Fachada do Moinho Fluminense e estacionamento de automóveis de carga nos anos 1960. ACERVO CENTRO DE MEMÓRIA BUNGE
Fachada do Moinho Fluminense e estacionamento de automóveis de carga nos anos 1960. ACERVO CENTRO DE MEMÓRIA BUNGE

Foi no período 1940-1960 que começou o vertiginoso crescimento das cidades. Nas décadas 1960-70, já havia ocorrido a inversão da proporção entre população campo-cidade44 no país, que durante 550 anos havia sido predominantemente rural. Associada a essa tendência, a presença do automóvel torna-se, indiscriminadamente, o elemento definidor dos projetos urbanos, fossem estes para novos ou antigos bairros.

À semelhança das grandes reformas urbanas realizadas por Pereira Passos no início do século XX, o prefeito Henrique Dodsworth, nomeado pelo presidente Getúlio Vargas em 1937, assumiu em sua gestão o mesmo estilo de “prefeito engenheiro”. Durante os oito anos de sua administração, realizou um extenso programa de obras viárias tendo em vista facilitar a circulação de carros na cidade, símbolo da modernidade.

Na área central, duas grandes obras, realizadas para desafogar a área do centro bancário da Avenida Rio Branco e oferecer uma nova possibilidade de expansão, provocaram enorme impacto, tanto no tecido urbano quanto no social, fazendo desaparecer importantes marcos culturais da cidade. A primeira obra durou apenas três anos, e em 1944 foi inaugurada a Avenida Presidente Vargas. A segunda foi a da Avenida Perimetral, com construção iniciada na década de 1950 e concluída apenas em 1968.

Partindo do argumento de que o Centro da cidade era cheio de ruas estreitas, insalubres, congestionado por linhas de bondes e afogado pelo trânsito dos pedestres, o prefeito empreendeu a abertura de uma monumental avenida com 80 metros de largura e 4 quilômetros de extensão, começando na Igreja da Candelária e terminando na Estação da Leopoldina.
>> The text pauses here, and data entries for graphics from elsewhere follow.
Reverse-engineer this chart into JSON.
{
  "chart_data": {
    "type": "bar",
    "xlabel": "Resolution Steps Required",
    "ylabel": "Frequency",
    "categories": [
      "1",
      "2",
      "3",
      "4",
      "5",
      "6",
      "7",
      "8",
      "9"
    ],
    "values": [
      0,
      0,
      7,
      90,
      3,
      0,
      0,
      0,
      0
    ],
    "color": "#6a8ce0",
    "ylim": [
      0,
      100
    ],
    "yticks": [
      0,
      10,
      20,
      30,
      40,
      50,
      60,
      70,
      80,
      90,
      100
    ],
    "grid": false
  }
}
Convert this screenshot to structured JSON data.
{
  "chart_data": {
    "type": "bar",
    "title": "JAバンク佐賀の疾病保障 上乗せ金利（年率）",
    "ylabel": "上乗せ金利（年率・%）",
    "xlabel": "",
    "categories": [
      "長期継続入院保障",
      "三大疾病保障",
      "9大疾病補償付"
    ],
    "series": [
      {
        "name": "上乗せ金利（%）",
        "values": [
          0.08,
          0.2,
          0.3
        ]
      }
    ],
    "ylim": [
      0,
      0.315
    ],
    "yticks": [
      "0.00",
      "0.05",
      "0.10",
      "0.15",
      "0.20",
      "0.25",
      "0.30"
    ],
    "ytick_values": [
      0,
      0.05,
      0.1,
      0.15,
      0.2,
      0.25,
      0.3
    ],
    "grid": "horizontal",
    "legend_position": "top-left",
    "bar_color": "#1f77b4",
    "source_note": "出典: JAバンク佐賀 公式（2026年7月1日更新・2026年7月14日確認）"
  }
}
Idealizada para se tornar o eixo central do novo sistema de circulação do Centro, a Avenida Presidente Vargas logo passou a ser símbolo do Estado Novo, palco ideal para a realização de paradas militares e grandes eventos políticos. Para complementar a grandiosidade da avenida, o governo federal mandou construir dois imponentes edifícios: o novo prédio da Central do Brasil e o suntuoso Palácio Duque de Caxias, sede do Ministério da Guerra, inaugurado em 1944.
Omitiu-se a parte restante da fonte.